All of the Oral-B Pro Expert Toothpaste ladies to meet each other
Tony the Tiger to fight the MGM lion
The Richmond Sausage Boys to come home for the summer to see the Jolly Green Giant.
The Nike tick to anally penetrate Ronald McDonald
Katy and Jo Brand to row Russell down the Thames like a canoe
The Compare the Market Meerkats and Gio Compario to fucking annoy the fuck out of each other for a change.
The Scottish Widow to ride about on the Lloyds horse, like Liv Tyler in lord of the rings.
Aunt Bessie hauling ass to lollapalooza with tony the tiger
Did you know that one of the Scottish Widows was Roger Moore’s daughter?
This one:
Presumably she still is.
I did not know that. I’m sorry that he lost his child-in-law.

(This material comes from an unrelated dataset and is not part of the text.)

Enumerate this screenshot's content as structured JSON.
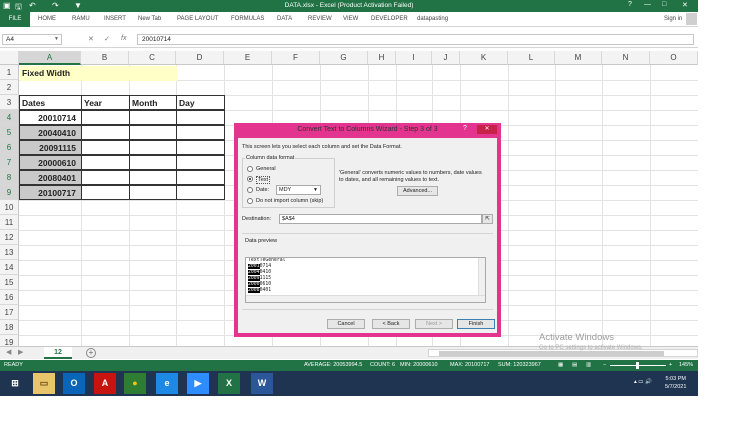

We’re all someone’s daughter We’re all someone’s son How long can we look at each other Down the barrel of a gun?
Mr tayto and Mr tayto Northern Ireland
About ten minutes?
Yeah, you go on about it all the time
Please feel free to use this fact next time you host a cocktail party.
I just might. Will have to invite some widows so I can arrive at the subject naturally.
Judging by the adverts it should be no issue getting hold of some in Scotland.